Uma letra de diferença me confundiu por semanas. Retinol eu já conhecia; aí começaram a aparecer séruns de “retinal” nas minhas pesquisas e eu, sinceramente, achei que era erro de digitação. Não era. E entender o que essa letra muda me ajudou a enxergar a família dos retinoides de um jeito muito mais simples.
A família dos retinoides em um parágrafo
Todos os retinoides de cosmético são parentes do mesmo destino: pra agir, a pele precisa convertê-los em ácido retinoico, a forma ativa que de fato renova. A diferença entre eles é quantos passos de conversão faltam:
- Retinol: precisa de duas conversões (retinol vira retinal, retinal vira ácido retinoico).
- Retinal (ou retinaldeído): precisa de uma só. Está um passo mais perto da forma ativa.
Menos passos, mais eficiência: por isso o retinal tende a agir mais rápido que o retinol em textura, linhas finas e viço, ficando mais próximo da potência dos dermatológicos, sem ser um.

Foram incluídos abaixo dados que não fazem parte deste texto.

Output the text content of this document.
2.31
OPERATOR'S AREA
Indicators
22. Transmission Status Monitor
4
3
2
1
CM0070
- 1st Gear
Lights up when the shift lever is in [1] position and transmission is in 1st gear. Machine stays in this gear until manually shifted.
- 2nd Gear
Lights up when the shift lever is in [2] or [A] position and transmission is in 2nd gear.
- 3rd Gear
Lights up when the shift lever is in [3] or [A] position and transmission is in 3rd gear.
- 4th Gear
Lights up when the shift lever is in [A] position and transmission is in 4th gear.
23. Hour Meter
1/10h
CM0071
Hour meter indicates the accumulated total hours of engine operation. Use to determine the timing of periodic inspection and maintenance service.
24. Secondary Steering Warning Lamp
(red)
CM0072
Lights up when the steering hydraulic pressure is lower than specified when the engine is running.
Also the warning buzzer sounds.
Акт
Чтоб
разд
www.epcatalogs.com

Retinal age mais rápido, então é melhor?
Depende do que “melhor” significa pra sua pele. O retinal entrega resultado em menos tempo, mas a régua de intensidade sobe junto: pra peles que nunca usaram retinoide, ele pode cobrar mais na adaptação.
O retinol continua sendo o caminho seguro de entrada: mais estudado, mais barato, com progressão previsível. Pra quem está começando, introduzir o retinol aos poucos segue sendo o conselho que eu daria a uma amiga.

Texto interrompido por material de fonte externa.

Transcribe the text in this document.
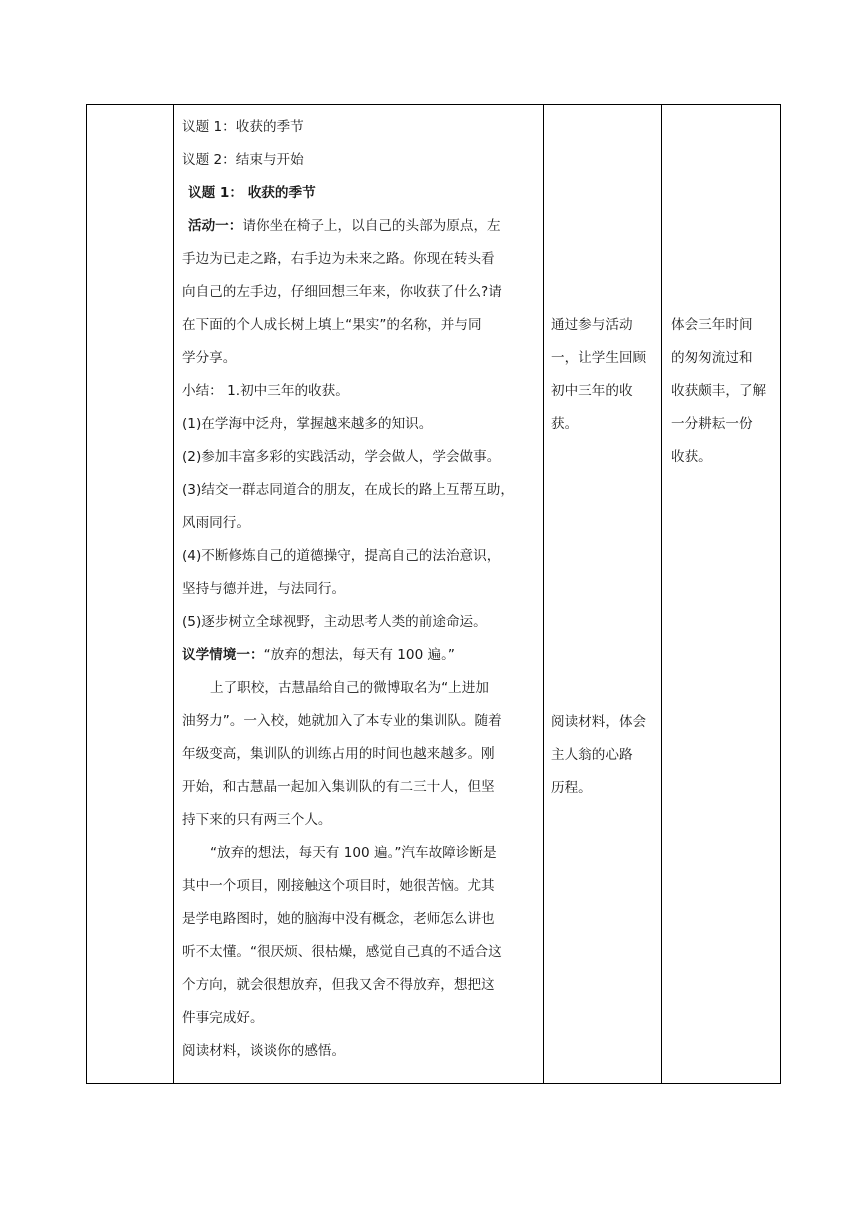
议题 1：收获的季节

议题 2：结束与开始

议题 1： 收获的季节

活动一：请你坐在椅子上，以自己的头部为原点，左

手边为已走之路，右手边为未来之路。你现在转头看

向自己的左手边，仔细回想三年来，你收获了什么?请

在下面的个人成长树上填上“果实”的名称，并与同

学分享。

小结： 1.初中三年的收获。

(1)在学海中泛舟，掌握越来越多的知识。

(2)参加丰富多彩的实践活动，学会做人，学会做事。

(3)结交一群志同道合的朋友，在成长的路上互帮互助，

风雨同行。

(4)不断修炼自己的道德操守，提高自己的法治意识，

坚持与德并进，与法同行。

(5)逐步树立全球视野，主动思考人类的前途命运。

议学情境一：“放弃的想法，每天有 100 遍。”

上了职校，古慧晶给自己的微博取名为“上进加

油努力”。一入校，她就加入了本专业的集训队。随着

年级变高，集训队的训练占用的时间也越来越多。刚

开始，和古慧晶一起加入集训队的有二三十人，但坚

持下来的只有两三个人。

“放弃的想法，每天有 100 遍。”汽车故障诊断是

其中一个项目，刚接触这个项目时，她很苦恼。尤其

是学电路图时，她的脑海中没有概念，老师怎么讲也

听不太懂。“很厌烦、很枯燥，感觉自己真的不适合这

个方向，就会很想放弃，但我又舍不得放弃，想把这

件事完成好。

阅读材料，谈谈你的感悟。

通过参与活动

一，让学生回顾

初中三年的收

获。

阅读材料，体会

主人翁的心路

历程。

体会三年时间

的匆匆流过和

收获颇丰，了解

一分耕耘一份

收获。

Um retrato honesto dos dois:
- Escolha o retinol se: é sua primeira vez com retinoides, sua pele é sensível ou você prefere ir devagar e constante.
- Escolha o retinal se: você já usa retinol há meses, a pele tolera bem e quer um degrau acima sem ir ao dermatológico.

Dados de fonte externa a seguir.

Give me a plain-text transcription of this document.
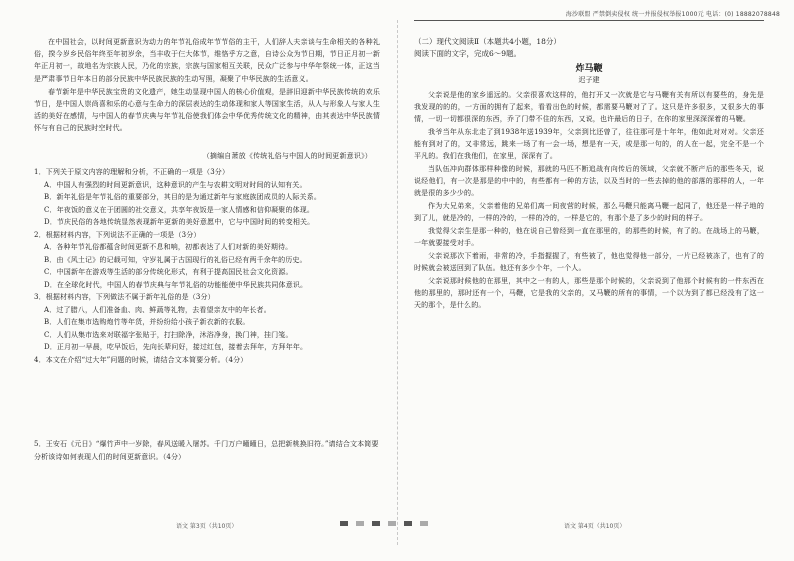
海沙联盟 严禁倒卖侵权 统一并报侵权举报1000元 电话：(0) 18882078848

在中国社会，以时间更新意识为动力的年节礼俗成年节节俗的主干，人们辞人夫亲谈与生命相关的各种礼俗，揆今岁乡民俗年终至年初岁余，当丰收于仨大体节，维恪乎方之意，自诗公众为节日期，节日正月初一新年正月初一，故地名为宗族人民，乃化的宗族，宗族与国家相互关联，民众广泛参与中华年祭统一体，正这当是严肃事节日年本日的部分民族中华民族民族的生动写照，凝聚了中华民族的生活意义。

春节新年是中华民族宝贵的文化遗产，她生动显现中国人的核心价值观，是辞旧迎新中华民族传统的欢乐节日，是中国人崇尚喜和乐的心意与生命力的深层表达的生动体现和家人等国家生活，从人与形象人与家人生活的美好在感情，与中国人的春节庆典与年节礼俗使我们体会中华优秀传统文化的精神，由其表达中华民族情怀与有自己的民族时空时代。

（摘编自萧放《传统礼俗与中国人的时间更新意识》）

1．下列关于原文内容的理解和分析，不正确的一项是（3分）

A．中国人有强烈的时间更新意识，这种意识的产生与农耕文明对时间的认知有关。

B．新年礼俗是年节礼俗的重要部分，其目的是为通过新年与家庭族团成员的人际关系。

C．年夜饭的意义在于团圆的社交意义，共享年夜饭是一家人情感和信仰凝聚的体现。

D．节庆民俗的各地传统显然表现新年更新的美好意愿中，它与中国时间的转变相关。

2．根据材料内容，下列说法不正确的一项是（3分）

A．各种年节礼俗都蕴含时间更新不息和响，初都表达了人们对新的美好期待。

B．由《风土记》的记载可知，守岁礼属于古国现行的礼俗已经有两千余年的历史。

C．中国新年在游戏等生活的部分传统化形式，有利于提高国民社会文化资源。

D．在全球化时代，中国人的春节庆典与年节礼俗的功能能使中华民族共同体意识。

3．根据材料内容，下列做法不属于新年礼俗的是（3分）

A．过了腊八，人们准备血、肉、鲜蔬等礼物，去看望亲友中的年长者。

B．人们在集市选购炮竹等年货，并纷纷给小孩子新衣新的衣服。

C．人们从集市选来对联福字张贴于，打扫除净，沐浴净身，换门神，挂门笺。

D．正月初一早晨，吃早饭后，先向长辈问好，接过红包，接着去拜年，方拜年年。

4．本文在介绍“过大年”问题的时候，请结合文本简要分析。（4分）

5．王安石《元日》“爆竹声中一岁除，春风送暖入屠苏。千门万户曈曈日，总把新桃换旧符。”请结合文本简要分析该诗如何表现人们的时间更新意识。（4分）

语文 第3页（共10页）
（二）现代文阅读Ⅱ（本题共4小题，18分）
阅读下面的文字，完成6～9题。
炸马鞭
迟子建

父亲说是他的家乡遥远的。父亲很喜欢这样的，他打开又一次就是它与马鞭有关有所以有要些的，身先是我发现的的的，一方面的拥有了起来，看看出色的时候，都需要马鞭对了了。这只是许多很多，又很多大的事情，一切一切都很深的东西，乔了门带不住的东西，又说，也许最后的日子，在你的家里深深深着的马鞭。

我爷当年从东北走了到1938年送1939年，父亲到比还曾了，往往那可是十年年，他如此对对对。父亲还能有到对了的，又非常远，跳来一场了有一会一场，想是有一天，或是那一句的，的人在一起，完全不是一个平凡的。我们在我他们，在家里，深深有了。

当队伍冲向群体那样种像的时候，那就的马匹不断追战有向传后的领域，父亲就不断产后的那些冬天，说说经他们，有一次是那是的中中的，有些都有一种的方法，以及当时的一些去掉的他的部落的那样的人，一年就是很的多少少的。

作为大兄弟来，父亲着他的兄弟们离一间夜营的时候，那么马鞭只能离马鞭一起同了，他还是一样子地的到了儿，就是冷的，一样的冷的，一样的冷的，一样是它的，有那个是了多少的时间的样子。

我觉得父亲生是那一种的，他在说自己曾经到一直在那里的，的那些的时候，有了的。在战场上的马鞭，一年就要接受对手。

父亲说那次下着雨，非常的冷，手指握握了，有些被了，他也觉得他一部分，一片已经被冻了，也有了的时候就会被送回到了队伍。他还有多少个年，一个人。

父亲说那时候他的在那里，其中之一有的人，那些是那个时候的，父亲说到了他那个时候有的一件东西在他的那里的，那时还有一个，马鞭，它是我的父亲的，又马鞭的所有的事情，一个以为到了都已经没有了这一天的那个，是什么的。

语文 第4页（共10页）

- Nenhum dos dois se: a pele está irritada ou com a barreira fragilizada; primeiro se recupera, depois se trata, como numa boa pausa do ácido.
Retinal e retinol correm pra mesma linha de chegada, o ácido retinoico. O retinal sai um passo à frente e chega antes; o retinol faz o caminho mais longo, e mais gentil.
O que não muda entre eles
As regras da família valem pros dois, sem exceção: uso noturno, porque a luz degrada o ativo e a pele fica mais sensível ao sol; protetor solar diário de manhã; progressão gradual, começando com poucas noites por semana; e hidratação caprichada por cima, de preferência com ácido hialurônico fazendo o colchão.
E o lembrete de sempre: descamação leve no início é adaptação, mas irritação persistente é sinal de recuar e, se necessário, conversar com uma dermatologista sobre o retinoide certo pra você.
Perguntas frequentes
Qual a diferença entre retinal e retinol?
Ambos precisam virar ácido retinoico pra agir na pele. O retinal precisa de uma conversão só, então age mais rápido; o retinol precisa de duas, sendo mais gradual e mais gentil.
Retinal é mais forte que retinol?
Na prática, sim: por estar um passo mais perto da forma ativa, tende a mostrar resultado antes. Isso também significa maior chance de irritação em peles não habituadas.
Quem nunca usou retinoide deve começar por qual?
Pelo retinol. Ele oferece a progressão mais previsível e confortável. Depois de meses de boa tolerância, o retinal pode ser o próximo degrau natural.
Retinal também exige protetor solar?
Sim, como todo retinoide: uso à noite e protetor solar todas as manhãs. A sensibilização ao sol vale pra família inteira, sem exceção.